BlackRock has launched a global real estate ETF with an environmental tilt, ETF Stream can reveal.
The BlackRock Global Real Estate Environment Tilt UCITS ETF (GRET) is listed on Euronext Amsterdam with a total expense ratio (TER) of 0.18%.
The ETF tracks the FTSE EPRA Nareit Developed Green Low Carbon Target Select UCITS capped index which uses ESG screening and tilting methodology.
Companies involved in oil sands, thermal coal, controversial weapons, military contracting, tobacco and small arms will be excluded.
The index will also tilt toward constituents to achieve an improvement in the allocation of green certification and a reduction in energy usage and carbon energy.
BlackRock said the ETF will have an environmental indicator “at least 20%” better than its investment universe, based on its tilt towards green certification.
The ETF is labelled Article 8 under the Sustainable Finance Disclosure Regulation (SFDR).

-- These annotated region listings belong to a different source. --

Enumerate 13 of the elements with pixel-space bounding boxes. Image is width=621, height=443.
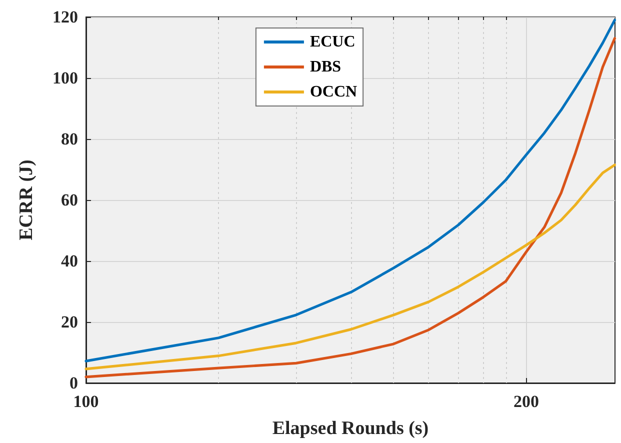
y-tick-label: 20 [61,312,78,332]
x-axis-title: Elapsed Rounds (s) [272,418,429,439]
y-axis-title: ECRR (J) [16,160,37,240]
legend-label: DBS [310,58,342,76]
y-tick-label: 120 [52,8,78,26]
x-tick-label: 200 [513,392,539,411]
y-tick-label: 40 [61,252,78,270]
y-tick-label: 0 [70,374,78,392]
y-tick-label: 60 [61,190,78,210]
legend-label: OCCN [310,84,358,100]
y-tick-label: 80 [61,130,78,148]
legend-label: ECUC [310,34,356,50]
y-tick-label: 100 [52,68,78,88]
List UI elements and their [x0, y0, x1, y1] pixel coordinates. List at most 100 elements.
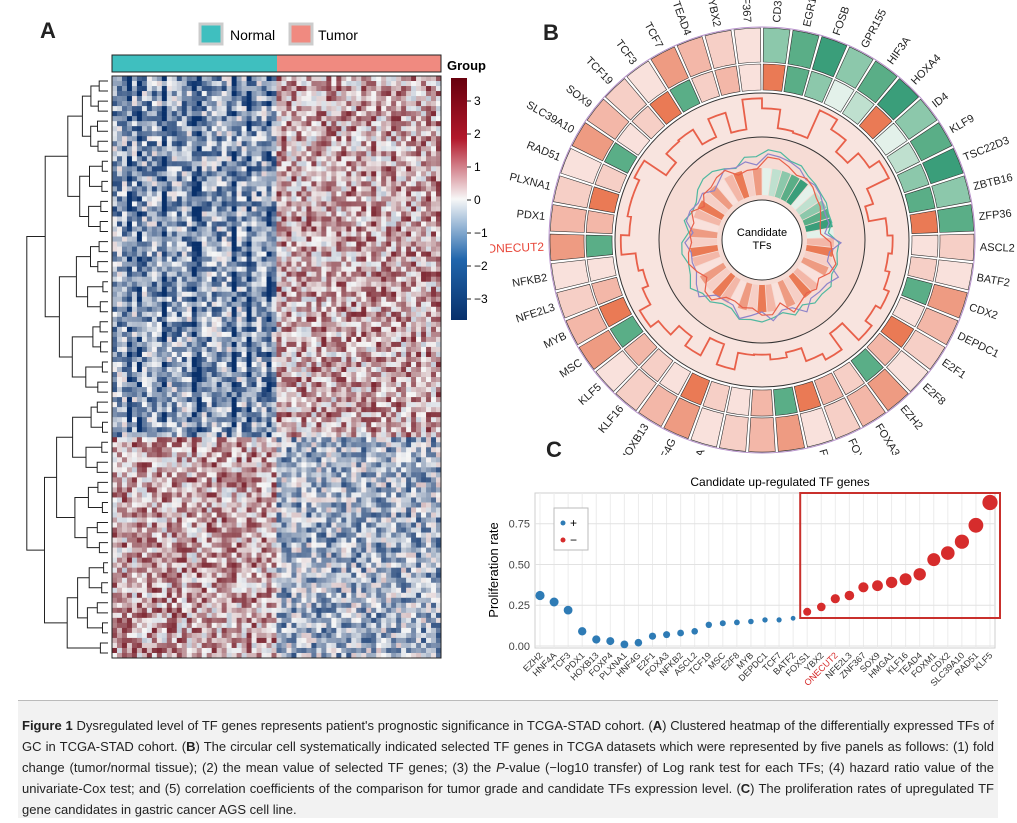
heatmap-cell [426, 136, 432, 142]
heatmap-cell [331, 276, 337, 283]
heatmap-cell [136, 351, 143, 358]
heatmap-cell [196, 176, 203, 182]
heatmap-cell [316, 397, 322, 403]
heatmap-cell [116, 101, 123, 107]
heatmap-cell [301, 181, 307, 187]
heatmap-cell [401, 392, 407, 398]
heatmap-cell [306, 186, 312, 192]
heatmap-cell [286, 121, 292, 127]
heatmap-cell [356, 336, 362, 343]
heatmap-cell [211, 166, 217, 172]
heatmap-cell [406, 316, 412, 323]
heatmap-cell [211, 422, 217, 428]
heatmap-cell [316, 367, 322, 373]
heatmap-cell [131, 136, 138, 142]
heatmap-cell [246, 146, 252, 152]
heatmap-cell [306, 422, 312, 428]
heatmap-cell [231, 181, 237, 187]
heatmap-cell [166, 422, 173, 428]
heatmap-cell [151, 136, 158, 142]
heatmap-cell [126, 226, 133, 232]
heatmap-cell [171, 442, 178, 448]
heatmap-cell [336, 131, 342, 137]
heatmap-cell [151, 161, 158, 167]
heatmap-cell [141, 126, 148, 132]
heatmap-cell [296, 412, 302, 418]
heatmap-cell [191, 121, 198, 127]
heatmap-cell [131, 356, 138, 363]
heatmap-cell [291, 351, 297, 358]
heatmap-cell [271, 101, 277, 107]
heatmap-cell [126, 417, 133, 423]
heatmap-cell [191, 402, 198, 408]
heatmap-cell [112, 106, 118, 112]
heatmap-cell [366, 356, 372, 363]
heatmap-cell [181, 407, 188, 413]
heatmap-cell [261, 387, 267, 393]
heatmap-cell [256, 356, 262, 363]
heatmap-cell [396, 397, 402, 403]
heatmap-cell [286, 246, 292, 252]
heatmap-cell [251, 291, 257, 298]
heatmap-cell [291, 141, 297, 147]
heatmap-cell [326, 427, 332, 433]
heatmap-cell [266, 111, 272, 117]
heatmap-cell [191, 422, 198, 428]
heatmap-cell [306, 136, 312, 142]
heatmap-cell [371, 442, 377, 448]
heatmap-cell [321, 341, 327, 348]
heatmap-cell [276, 231, 282, 237]
heatmap-cell [406, 356, 412, 363]
heatmap-cell [261, 81, 267, 87]
heatmap-cell [146, 171, 153, 177]
heatmap-cell [366, 111, 372, 117]
heatmap-cell [231, 156, 237, 162]
heatmap-cell [171, 176, 178, 182]
heatmap-cell [231, 361, 237, 368]
heatmap-cell [181, 121, 188, 127]
heatmap-cell [221, 81, 227, 87]
heatmap-cell [296, 316, 302, 323]
heatmap-cell [176, 186, 183, 192]
heatmap-cell [146, 181, 153, 187]
heatmap-cell [306, 361, 312, 368]
heatmap-cell [151, 301, 158, 308]
heatmap-cell [256, 221, 262, 227]
heatmap-cell [151, 86, 158, 92]
heatmap-cell [176, 402, 183, 408]
heatmap-cell [336, 91, 342, 97]
heatmap-cell [211, 266, 217, 272]
heatmap-cell [236, 331, 242, 338]
heatmap-cell [346, 291, 352, 298]
heatmap-cell [351, 216, 357, 222]
heatmap-cell [161, 266, 168, 272]
heatmap-cell [346, 382, 352, 388]
heatmap-cell [431, 121, 437, 127]
heatmap-cell [411, 191, 417, 197]
heatmap-cell [216, 291, 222, 298]
heatmap-cell [391, 156, 397, 162]
heatmap-cell [396, 351, 402, 358]
heatmap-cell [351, 156, 357, 162]
heatmap-cell [221, 211, 227, 217]
heatmap-cell [411, 276, 417, 283]
heatmap-cell [326, 161, 332, 167]
heatmap-cell [401, 316, 407, 323]
heatmap-cell [181, 156, 188, 162]
heatmap-cell [431, 211, 437, 217]
heatmap-cell [346, 141, 352, 147]
heatmap-cell [112, 276, 118, 283]
heatmap-cell [376, 286, 382, 293]
heatmap-cell [136, 171, 143, 177]
heatmap-cell [356, 171, 362, 177]
heatmap-cell [131, 191, 138, 197]
heatmap-cell [396, 131, 402, 137]
heatmap-cell [196, 121, 203, 127]
heatmap-cell [436, 336, 442, 343]
heatmap-cell [371, 382, 377, 388]
heatmap-cell [296, 106, 302, 112]
heatmap-cell [421, 166, 427, 172]
heatmap-cell [426, 196, 432, 202]
heatmap-cell [276, 191, 282, 197]
heatmap-cell [426, 156, 432, 162]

It added the ETF could be used as a natural inflation hedge as rents and values tend to increase with prices.
The index currently tracks 343 stocks, holds a dividend yield of 3.8% and a price-to-earnings ratio of 17x.
There are 11 other ETFs tracking the sector, and GRET is the cheapest offering global exposure.
The largest ETF in the space is the $748m Xtrackers FTSE EPRA/NAREIT Developed Europe Real Estate UCITS ETF (XDER).
Last month, BlackRock unveiled a five-strong climate transition ETF range.